La défense, orpheline de la plupart de ses titulaires de l’an passé, s’avère être une bonne surprise. Nous avions annoncé que cette défense possédait en son sein un énorme consensus d’anciennes recrues 4- ou 5-étoiles, emmenés par les vétérans Demarcus Christmas et Brian Burns.

Face à Miami, la défense des Seminoles a tenu une mi-temps à très haut niveau, avant de baisser le pied et de laisser les Hurricanes prendre l’avantage. “The U” a profité largement des erreurs commises par l’attaque et par les équipes spéciales de Florida State pour enchainer 4 séries dans la partie de terrain des Seminoles, des erreurs qui se payent cash dans un match avec une telle intensité.

(Crédit photo : Lynne Sladky-AP Photo)

Les statistiques prouvent l’impression visuelle aperçue samedi : la défense des Seminoles a répondu présent, comme en témoignent les 3,9 yards par action accordés à l’attaque adverse menée par N’Kosi Perry.

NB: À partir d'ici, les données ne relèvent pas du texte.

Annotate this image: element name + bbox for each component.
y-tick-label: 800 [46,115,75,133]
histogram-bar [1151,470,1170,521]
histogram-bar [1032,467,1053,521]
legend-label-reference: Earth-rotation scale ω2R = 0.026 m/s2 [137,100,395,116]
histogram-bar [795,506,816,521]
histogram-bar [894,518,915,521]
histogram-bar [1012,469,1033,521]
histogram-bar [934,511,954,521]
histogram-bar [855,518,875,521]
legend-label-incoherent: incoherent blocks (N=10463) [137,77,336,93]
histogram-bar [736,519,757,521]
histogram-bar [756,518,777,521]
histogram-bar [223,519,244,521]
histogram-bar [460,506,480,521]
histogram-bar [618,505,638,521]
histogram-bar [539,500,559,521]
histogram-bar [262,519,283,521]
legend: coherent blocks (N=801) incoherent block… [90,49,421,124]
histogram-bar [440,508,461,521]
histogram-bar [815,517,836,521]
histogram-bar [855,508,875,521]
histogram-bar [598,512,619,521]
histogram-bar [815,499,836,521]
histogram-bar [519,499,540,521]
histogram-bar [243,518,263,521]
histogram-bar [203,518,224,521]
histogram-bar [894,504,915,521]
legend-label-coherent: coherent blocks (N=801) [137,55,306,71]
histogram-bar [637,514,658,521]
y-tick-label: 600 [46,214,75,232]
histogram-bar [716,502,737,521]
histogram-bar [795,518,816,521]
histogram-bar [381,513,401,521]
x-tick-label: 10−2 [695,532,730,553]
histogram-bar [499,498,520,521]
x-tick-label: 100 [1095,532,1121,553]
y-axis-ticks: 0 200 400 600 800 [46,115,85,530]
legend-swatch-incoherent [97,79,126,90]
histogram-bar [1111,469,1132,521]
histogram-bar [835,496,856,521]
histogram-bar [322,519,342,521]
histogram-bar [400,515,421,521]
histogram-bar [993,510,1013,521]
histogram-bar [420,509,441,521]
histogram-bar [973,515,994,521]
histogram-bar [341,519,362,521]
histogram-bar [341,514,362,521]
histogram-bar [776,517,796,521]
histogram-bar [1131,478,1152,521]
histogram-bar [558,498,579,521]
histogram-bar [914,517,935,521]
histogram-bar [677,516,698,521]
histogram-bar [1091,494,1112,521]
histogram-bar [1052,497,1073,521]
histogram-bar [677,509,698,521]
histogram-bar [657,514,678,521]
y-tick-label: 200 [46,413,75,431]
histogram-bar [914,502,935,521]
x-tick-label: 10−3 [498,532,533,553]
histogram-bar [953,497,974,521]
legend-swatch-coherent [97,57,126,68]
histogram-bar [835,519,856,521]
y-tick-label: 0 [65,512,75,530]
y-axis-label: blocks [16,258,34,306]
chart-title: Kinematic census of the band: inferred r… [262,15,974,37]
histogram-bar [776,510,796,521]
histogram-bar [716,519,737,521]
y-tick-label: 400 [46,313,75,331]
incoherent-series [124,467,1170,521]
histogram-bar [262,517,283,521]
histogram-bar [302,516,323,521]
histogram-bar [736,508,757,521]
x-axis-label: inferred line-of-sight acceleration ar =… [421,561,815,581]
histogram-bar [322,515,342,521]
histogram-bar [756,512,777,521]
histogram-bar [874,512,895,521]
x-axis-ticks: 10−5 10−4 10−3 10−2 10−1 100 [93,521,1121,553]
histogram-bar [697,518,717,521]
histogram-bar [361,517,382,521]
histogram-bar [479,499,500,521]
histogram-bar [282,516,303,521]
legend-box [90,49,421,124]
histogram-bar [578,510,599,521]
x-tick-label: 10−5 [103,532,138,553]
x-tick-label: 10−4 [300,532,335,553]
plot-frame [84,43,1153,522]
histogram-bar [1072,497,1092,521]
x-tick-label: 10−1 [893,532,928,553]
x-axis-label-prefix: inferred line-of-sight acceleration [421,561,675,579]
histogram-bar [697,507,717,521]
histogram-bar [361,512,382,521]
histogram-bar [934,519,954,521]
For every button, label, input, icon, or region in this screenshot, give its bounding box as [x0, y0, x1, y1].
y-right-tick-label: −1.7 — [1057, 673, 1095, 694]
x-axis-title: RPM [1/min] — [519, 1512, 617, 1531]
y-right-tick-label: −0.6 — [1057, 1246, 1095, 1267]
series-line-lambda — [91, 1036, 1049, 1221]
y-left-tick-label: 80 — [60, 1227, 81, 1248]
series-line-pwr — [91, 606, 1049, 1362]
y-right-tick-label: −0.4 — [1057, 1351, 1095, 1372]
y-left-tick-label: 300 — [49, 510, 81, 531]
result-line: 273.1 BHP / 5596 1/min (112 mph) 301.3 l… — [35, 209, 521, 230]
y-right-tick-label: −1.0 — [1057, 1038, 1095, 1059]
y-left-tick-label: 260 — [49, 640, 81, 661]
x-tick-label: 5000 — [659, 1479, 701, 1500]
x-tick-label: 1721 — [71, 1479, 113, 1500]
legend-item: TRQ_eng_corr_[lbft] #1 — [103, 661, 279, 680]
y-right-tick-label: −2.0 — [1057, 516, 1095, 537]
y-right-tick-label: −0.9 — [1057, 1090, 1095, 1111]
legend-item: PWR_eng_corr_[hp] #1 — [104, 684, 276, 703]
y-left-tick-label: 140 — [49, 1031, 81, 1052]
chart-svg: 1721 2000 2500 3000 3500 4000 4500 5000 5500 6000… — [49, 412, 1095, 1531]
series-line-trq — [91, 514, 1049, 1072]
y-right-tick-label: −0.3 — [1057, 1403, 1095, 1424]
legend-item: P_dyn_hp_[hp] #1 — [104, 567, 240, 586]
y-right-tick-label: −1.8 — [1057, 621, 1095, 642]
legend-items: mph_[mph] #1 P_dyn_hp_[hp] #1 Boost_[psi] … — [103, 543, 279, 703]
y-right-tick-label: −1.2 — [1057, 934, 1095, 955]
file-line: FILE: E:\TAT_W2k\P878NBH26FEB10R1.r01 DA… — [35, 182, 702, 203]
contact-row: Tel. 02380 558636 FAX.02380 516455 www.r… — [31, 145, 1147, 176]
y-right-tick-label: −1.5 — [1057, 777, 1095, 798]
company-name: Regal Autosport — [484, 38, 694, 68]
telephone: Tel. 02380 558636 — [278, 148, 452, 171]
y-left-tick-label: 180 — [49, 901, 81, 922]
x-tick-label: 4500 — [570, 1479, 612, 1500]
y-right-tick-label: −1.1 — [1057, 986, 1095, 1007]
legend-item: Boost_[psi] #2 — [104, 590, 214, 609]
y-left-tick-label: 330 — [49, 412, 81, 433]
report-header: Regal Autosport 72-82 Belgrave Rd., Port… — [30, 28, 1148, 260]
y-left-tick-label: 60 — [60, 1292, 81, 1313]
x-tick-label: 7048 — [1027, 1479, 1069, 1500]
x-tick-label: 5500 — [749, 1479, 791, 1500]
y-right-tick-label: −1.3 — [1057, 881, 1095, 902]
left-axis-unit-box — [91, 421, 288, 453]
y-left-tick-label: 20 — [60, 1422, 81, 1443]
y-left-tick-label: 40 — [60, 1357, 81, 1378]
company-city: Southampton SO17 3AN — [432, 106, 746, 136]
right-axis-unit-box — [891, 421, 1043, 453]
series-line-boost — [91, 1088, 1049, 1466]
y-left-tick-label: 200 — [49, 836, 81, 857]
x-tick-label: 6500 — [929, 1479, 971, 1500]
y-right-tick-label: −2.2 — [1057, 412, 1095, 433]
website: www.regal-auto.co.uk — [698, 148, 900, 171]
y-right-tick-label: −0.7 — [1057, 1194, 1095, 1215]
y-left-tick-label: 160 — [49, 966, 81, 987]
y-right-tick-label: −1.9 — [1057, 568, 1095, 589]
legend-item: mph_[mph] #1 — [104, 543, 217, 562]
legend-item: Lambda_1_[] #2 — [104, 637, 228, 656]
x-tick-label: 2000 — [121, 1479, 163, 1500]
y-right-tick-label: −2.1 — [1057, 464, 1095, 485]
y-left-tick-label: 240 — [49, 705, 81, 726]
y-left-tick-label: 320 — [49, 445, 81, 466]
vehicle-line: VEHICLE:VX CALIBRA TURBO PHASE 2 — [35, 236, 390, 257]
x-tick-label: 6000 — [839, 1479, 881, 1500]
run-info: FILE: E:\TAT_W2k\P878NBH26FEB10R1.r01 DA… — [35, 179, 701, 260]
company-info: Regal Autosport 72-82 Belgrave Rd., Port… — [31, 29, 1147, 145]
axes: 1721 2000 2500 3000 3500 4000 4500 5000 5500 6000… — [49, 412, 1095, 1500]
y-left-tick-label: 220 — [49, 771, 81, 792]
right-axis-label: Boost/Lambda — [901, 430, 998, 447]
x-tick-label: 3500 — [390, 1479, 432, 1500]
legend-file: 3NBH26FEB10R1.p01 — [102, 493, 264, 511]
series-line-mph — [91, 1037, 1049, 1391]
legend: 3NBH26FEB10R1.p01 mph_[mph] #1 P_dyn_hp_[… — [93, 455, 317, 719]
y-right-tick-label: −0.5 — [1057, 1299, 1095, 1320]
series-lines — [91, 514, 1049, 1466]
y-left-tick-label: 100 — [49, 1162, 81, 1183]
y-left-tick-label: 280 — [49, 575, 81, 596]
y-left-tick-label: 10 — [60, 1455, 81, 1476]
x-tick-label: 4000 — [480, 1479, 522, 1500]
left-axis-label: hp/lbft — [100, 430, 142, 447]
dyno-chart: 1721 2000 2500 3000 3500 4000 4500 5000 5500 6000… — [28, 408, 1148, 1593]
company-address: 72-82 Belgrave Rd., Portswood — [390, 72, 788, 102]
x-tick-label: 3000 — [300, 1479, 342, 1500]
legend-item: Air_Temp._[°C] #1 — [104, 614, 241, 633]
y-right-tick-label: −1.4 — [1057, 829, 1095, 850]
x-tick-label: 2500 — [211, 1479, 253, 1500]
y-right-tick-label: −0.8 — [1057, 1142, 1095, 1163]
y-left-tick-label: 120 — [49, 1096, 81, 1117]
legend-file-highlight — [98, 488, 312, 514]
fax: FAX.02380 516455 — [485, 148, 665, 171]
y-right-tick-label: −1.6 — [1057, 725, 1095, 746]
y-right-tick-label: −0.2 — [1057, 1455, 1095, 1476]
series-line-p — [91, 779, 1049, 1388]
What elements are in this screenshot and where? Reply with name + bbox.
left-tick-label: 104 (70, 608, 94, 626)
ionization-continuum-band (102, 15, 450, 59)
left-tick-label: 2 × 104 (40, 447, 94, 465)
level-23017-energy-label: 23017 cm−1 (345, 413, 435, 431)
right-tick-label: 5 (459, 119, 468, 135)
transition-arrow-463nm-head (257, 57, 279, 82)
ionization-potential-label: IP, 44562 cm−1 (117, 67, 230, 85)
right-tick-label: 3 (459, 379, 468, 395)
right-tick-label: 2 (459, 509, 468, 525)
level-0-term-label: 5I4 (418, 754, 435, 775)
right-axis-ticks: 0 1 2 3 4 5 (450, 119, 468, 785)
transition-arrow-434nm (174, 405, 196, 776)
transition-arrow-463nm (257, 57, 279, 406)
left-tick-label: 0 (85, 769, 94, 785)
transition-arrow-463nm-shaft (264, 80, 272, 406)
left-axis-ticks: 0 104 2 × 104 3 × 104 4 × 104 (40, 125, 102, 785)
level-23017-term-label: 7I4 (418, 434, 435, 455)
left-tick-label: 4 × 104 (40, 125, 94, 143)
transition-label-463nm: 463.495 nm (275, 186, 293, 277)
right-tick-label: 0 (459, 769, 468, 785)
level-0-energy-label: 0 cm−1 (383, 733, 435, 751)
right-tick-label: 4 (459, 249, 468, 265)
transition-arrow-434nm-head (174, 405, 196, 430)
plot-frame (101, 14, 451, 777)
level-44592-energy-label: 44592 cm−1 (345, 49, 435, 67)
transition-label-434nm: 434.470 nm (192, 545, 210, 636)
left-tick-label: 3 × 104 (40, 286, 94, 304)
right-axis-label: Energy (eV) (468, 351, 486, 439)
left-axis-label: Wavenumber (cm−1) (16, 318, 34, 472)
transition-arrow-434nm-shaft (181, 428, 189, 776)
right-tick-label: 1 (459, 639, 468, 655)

Aussi, Florida State a compilé 5 sacks, 13 plaquages pour pertes et un bilan plutôt flatteur de 5 sur 18 sur les troisièmes tentatives.

En difficulté en 2017, la défense des Seminoles répond présente cette année, excepté face à Syracuse, où toute l’équipe est passée à côté. Ce qui était au départ une inconnue se révèle être la force principale (et surprise) des hommes de Willie Taggart.

 

Willie Taggart déjà menacé ?

 

Si les résultats ne sont pas ceux que l’on pourrait attendre d’une équipe comme Florida State, Willie Taggart reste l’homme de la situation.

Pourtant avec un effectif si riche, on pourrait raisonnablement espérer un peu plus dès maintenant, mais c’est bien pour performer sur la durée que l’ex-head coach de Oregon à rallier Tallahassee cette saison. Il ne devrait pas partir de sitô après la signature d’un contrat de 30 millions de dollars avec l’université jusqu’à janvier 2024.

(Crédit photo : Nicki Lusi-AP Photo)

En revanche, il ne serait pas étonnant de voir Willie Taggart lancer James Blackman en lieu et place de Deondre Francois au poste de quarterback. En effet, le but serait de créer un électrochoc qui serait bénéfique à une équipe en cruel manque de confiance.

Si la saison des Seminoles n’a pour le moment rien de scandaleux, perdre face à des adversaires classés est même légitime pour un programme en pleine construction, il faudrait pour rester éligible à un Bowl en fin d’année ne pas sombrer dans une série de défaites.

Florida State devrait l’emporter face à Wake Forest, mais l’équipe aura fort à faire face à Clemson le 27 octobre. Si une défaite serait logique, c’est surtout la manière qui sera observée du côté de Tallahassee.